Admission for MBA Programme is done on the basis of MAT conducted by AIMA since its inception of the department which is a national level entrance test.

===School of Engineering and Technology===
Nagaland University's School of Engineering & Technology was established in 2007. The School of Engineering Technology(SET) has been shifted to Meriema Campus, Kohima as per the university authority's decision.

It is the first School of Engineering in the State of Nagaland and has state-of-the-art infrastructure. The academic complex is located at D.C. Court Junction, Dimapur, Nagaland.

The School currently offers 4 years (8 semesters) undergraduate (B.Tech.) programs, approved by AICTE/University, in 5 different streams:

- Agricultural Engineering & Technology
- Biotechnology
- Computer Science & Engineering
- Electronics & Communication Engineering
- Information Technology

The school adopts a teaching pattern of course credit system in semesters. Major emphasis is laid on practical & industrial training.

==Student life==
===Student bodies===
There are four Student bodies under Nagaland University viz. Nagaland University Students' Union, Lumami Campus Hqrs, Post Graduate Students Union (PGSU) Meriema Campus, Post Graduate Students' Union, SMS and School of Engineering and Technology Students' Union (SETSU). However, it is likely that the PGSU, SMS and SETSU will be merged with PGSU, Meriema Campus.
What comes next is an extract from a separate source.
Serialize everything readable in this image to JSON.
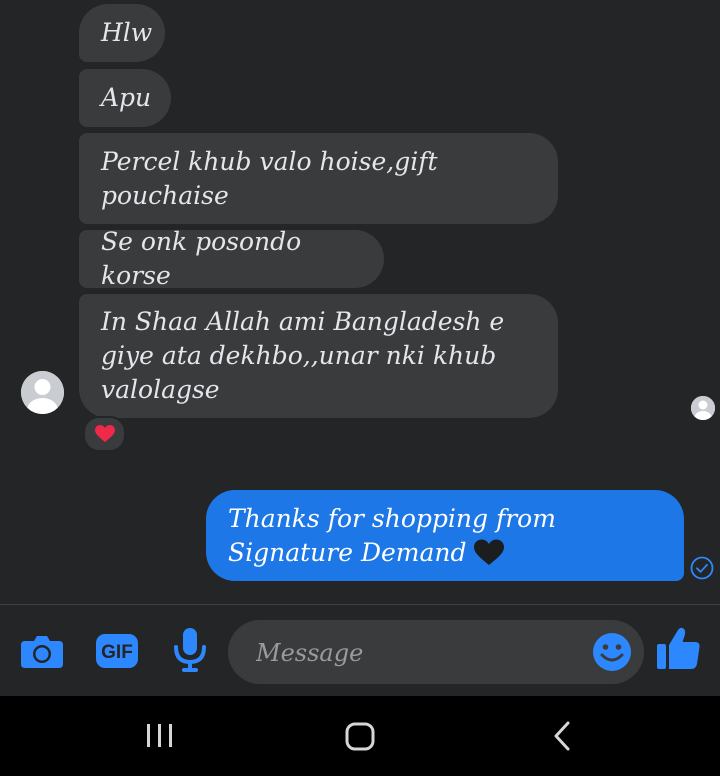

The students body elections are conducted each year. Students activity includes Freshers Day, Parting Social, sports week, cultural activities, literary weeks, musical nights, carnivals, debates etc., NUSU(L) also actively takes up students issues as well as those related to Nagaland University as a whole. NUSU(L) conduct general body meetings twice a year. Lumami Campus have seen changes from NUSU(L) through dustbin initiatives, sign boards, footpath construction, regular campus cleanliness drive, etc. with active support from NU administration.

===Cultural festivals===
The School of engineering and technology organizes annual Management festival which is known as TECH AURA. The third edition of the Nagaland University Festival (NU FEST) was held from 4–6 May 2016 hosted by the Nagaland University Students' Union, Lumami Campus.